それに、実は僕、斉木さんのものまねできるんですから!

ユースケさん、斉木さんのものまね:
「無理だいねぇ〜」

ユースケさん:
似てるでしょ?「無理だいねぇ〜」

斉木:
俺、自分の声わからないからな。(笑)

MC:
そして、映画をご覧になった方々から、さまざななシーンが語られております。澤田屋に到着した惠介が、母・たまの顔についた泥を丁寧に拭うシーンがとても印象的でした。
田中さん、あのシーンについては監督と話し合われたのでしょうか?

田中さん:
顔を拭ってもらう際に、「すまない」という気持ちではなくて、当たり前にやってもらっているような表情をしてください、と監督に言われました。
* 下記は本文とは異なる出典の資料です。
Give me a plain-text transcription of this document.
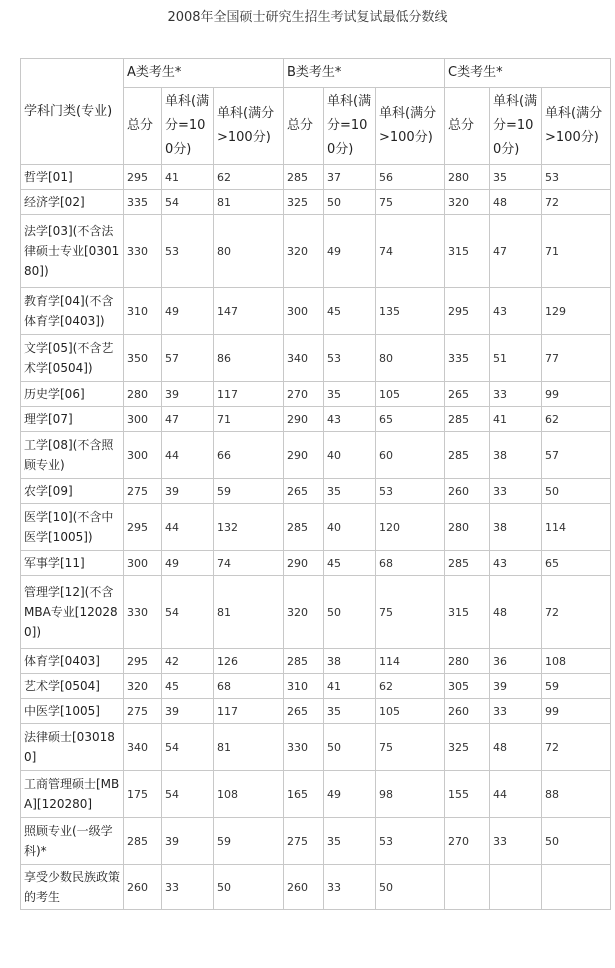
2008年全国硕士研究生招生考试复试最低分数线
学科门类(专业)	A类考生*			B类考生*			C类考生*		
	总分	单科(满分=100分)	单科(满分>100分)	总分	单科(满分=100分)	单科(满分>100分)	总分	单科(满分=100分)	单科(满分>100分)
哲学[01]	295	41	62	285	37	56	280	35	53
经济学[02]	335	54	81	325	50	75	320	48	72
法学[03](不含法律硕士专业[030180])	330	53	80	320	49	74	315	47	71
教育学[04](不含体育学[0403])	310	49	147	300	45	135	295	43	129
文学[05](不含艺术学[0504])	350	57	86	340	53	80	335	51	77
历史学[06]	280	39	117	270	35	105	265	33	99
理学[07]	300	47	71	290	43	65	285	41	62
工学[08](不含照顾专业)	300	44	66	290	40	60	285	38	57
农学[09]	275	39	59	265	35	53	260	33	50
医学[10](不含中医学[1005])	295	44	132	285	40	120	280	38	114
军事学[11]	300	49	74	290	45	68	285	43	65
管理学[12](不含MBA专业[120280])	330	54	81	320	50	75	315	48	72
体育学[0403]	295	42	126	285	38	114	280	36	108
艺术学[0504]	320	45	68	310	41	62	305	39	59
中医学[1005]	275	39	117	265	35	105	260	33	99
法律硕士[030180]	340	54	81	330	50	75	325	48	72
工商管理硕士[MBA][120280]	175	54	108	165	49	98	155	44	88
照顾专业(一级学科)*	285	39	59	275	35	53	270	33	50
享受少数民族政策的考生	260	33	50	260	33	50			
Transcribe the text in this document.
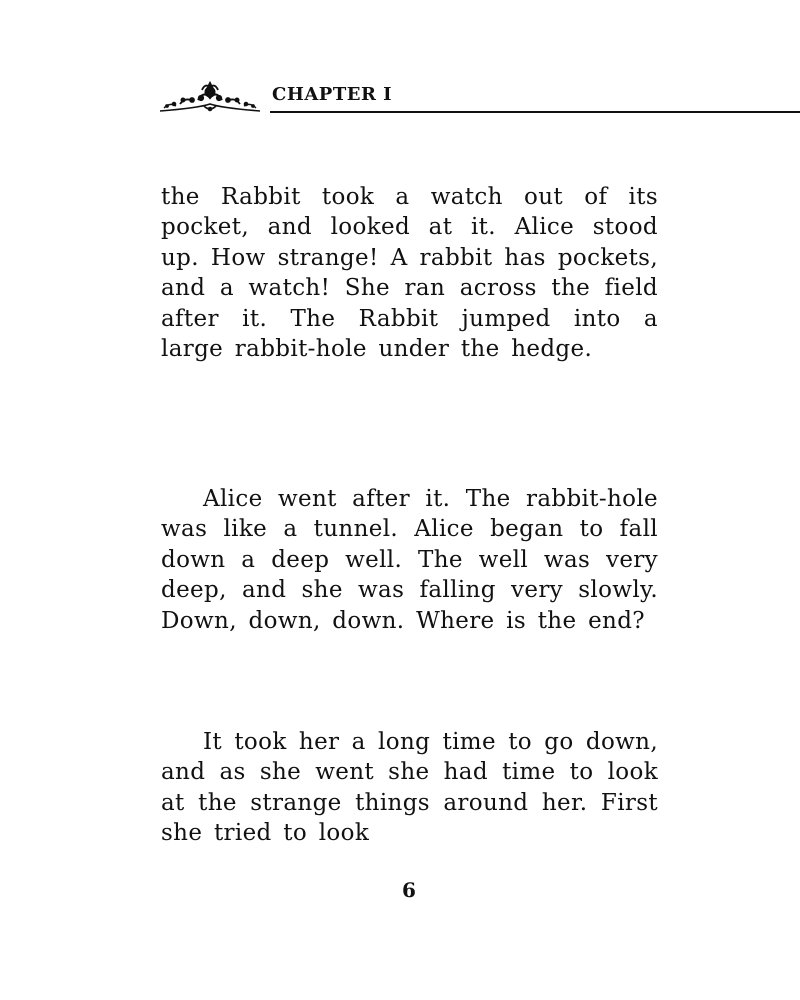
CHAPTER I

the Rabbit took a watch out of its pocket, and looked at it. Alice stood up. How strange! A rabbit has pockets, and a watch! She ran across the field after it. The Rabbit jumped into a large rabbit-hole under the hedge.

Alice went after it. The rabbit-hole was like a tunnel. Alice began to fall down a deep well. The well was very deep, and she was falling very slowly. Down, down, down. Where is the end?

It took her a long time to go down, and as she went she had time to look at the strange things around her. First she tried to look

6
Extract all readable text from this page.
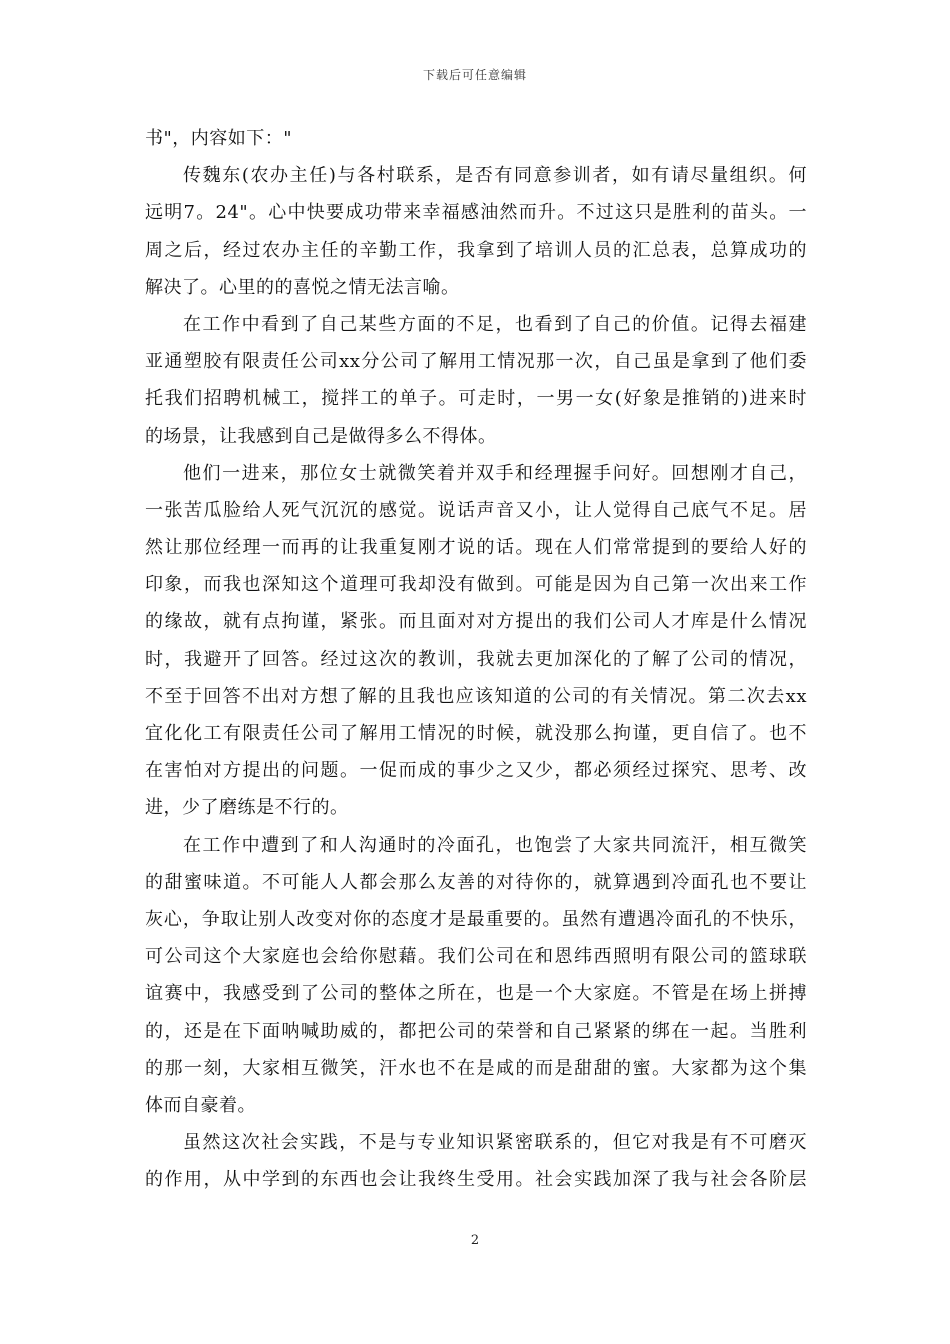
下载后可任意编辑
书"，内容如下："
传魏东(农办主任)与各村联系，是否有同意参训者，如有请尽量组织。何
远明7。24"。心中快要成功带来幸福感油然而升。不过这只是胜利的苗头。一
周之后，经过农办主任的辛勤工作，我拿到了培训人员的汇总表，总算成功的
解决了。心里的的喜悦之情无法言喻。
在工作中看到了自己某些方面的不足，也看到了自己的价值。记得去福建
亚通塑胶有限责任公司xx分公司了解用工情况那一次，自己虽是拿到了他们委
托我们招聘机械工，搅拌工的单子。可走时，一男一女(好象是推销的)进来时
的场景，让我感到自己是做得多么不得体。
他们一进来，那位女士就微笑着并双手和经理握手问好。回想刚才自己，
一张苦瓜脸给人死气沉沉的感觉。说话声音又小，让人觉得自己底气不足。居
然让那位经理一而再的让我重复刚才说的话。现在人们常常提到的要给人好的
印象，而我也深知这个道理可我却没有做到。可能是因为自己第一次出来工作
的缘故，就有点拘谨，紧张。而且面对对方提出的我们公司人才库是什么情况
时，我避开了回答。经过这次的教训，我就去更加深化的了解了公司的情况，
不至于回答不出对方想了解的且我也应该知道的公司的有关情况。第二次去xx
宜化化工有限责任公司了解用工情况的时候，就没那么拘谨，更自信了。也不
在害怕对方提出的问题。一促而成的事少之又少，都必须经过探究、思考、改
进，少了磨练是不行的。
在工作中遭到了和人沟通时的冷面孔，也饱尝了大家共同流汗，相互微笑
的甜蜜味道。不可能人人都会那么友善的对待你的，就算遇到冷面孔也不要让
灰心，争取让别人改变对你的态度才是最重要的。虽然有遭遇冷面孔的不快乐，
可公司这个大家庭也会给你慰藉。我们公司在和恩纬西照明有限公司的篮球联
谊赛中，我感受到了公司的整体之所在，也是一个大家庭。不管是在场上拼搏
的，还是在下面呐喊助威的，都把公司的荣誉和自己紧紧的绑在一起。当胜利
的那一刻，大家相互微笑，汗水也不在是咸的而是甜甜的蜜。大家都为这个集
体而自豪着。
虽然这次社会实践，不是与专业知识紧密联系的，但它对我是有不可磨灭
的作用，从中学到的东西也会让我终生受用。社会实践加深了我与社会各阶层
2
MC:だからあのような毅然とした表情になったのでしょうか。

田中さん:
そのとき冷たい風が吹いてたから、ああいう表情になったのかもしれませんが。(笑)

〜鏡割り〜

MC:
ありがとうございました! さて、登壇者の皆さまにはお酒が配られております。この映画は、木下惠介生誕100年記念映画でもあります。木下惠介監督へ、献杯をしたく存じます。ここ「東劇(とうげき)」は、かつて東京劇場と呼ばれておりました。実は木下惠介が監督し、日本初のカラー映画である、「カルメン故郷に帰る」が初めて上映されたゆかりの場所です。昭和26年3月20日に完成記念特別試写会が行われ、翌3月21日から封切、初日の興行成績が、当時の日本映画の最高記録を塗り替えるという歴史的大ヒット作品となりました。戦時下において自由に作品が取れなかった木下惠介監督が、再び映画を志し、国と映画界の期待を背負って、成功を収めた「はじまりの地」、日本映画の歴史を変えた場所と言っても過言ではありません。では原監督から、木下惠介監督にむけて、お言葉と献杯のご発声をお願い致します。

原監督:
こういう歴史のある、木下惠介監督にゆかりのある劇場で、こうして初日を迎えられたことに感動しています。
木下監督の作品を常日頃から「好きだ、好きだ」と言っていたおかげでこの仕事をいただけて感謝しています。
今では、「木下監督に頂いた仕事ではないか」と思えるくらいです。
是非皆さん、「はじまりのみち」を何度も見てください。
一回で満足できる軟な映画にはしてません!
そして、木下監督の映画にも是非興味を持って、見ていただけたら嬉しいです。
献杯!

全員:
「献杯!」 

〜フォトセッション〜
MC:
では、最後に代表して加瀬さんに本日ご来場のお客様に一言メッセージをお願い致します。
加瀬さん:
この映画を見ていただいて、「はじまりのみち」が広がっていくこと、木下監督の映画が再び多くの方に見られること、そして新旧の映画の発展を期待して、終わりたいと思います。
本日はありがとうございました。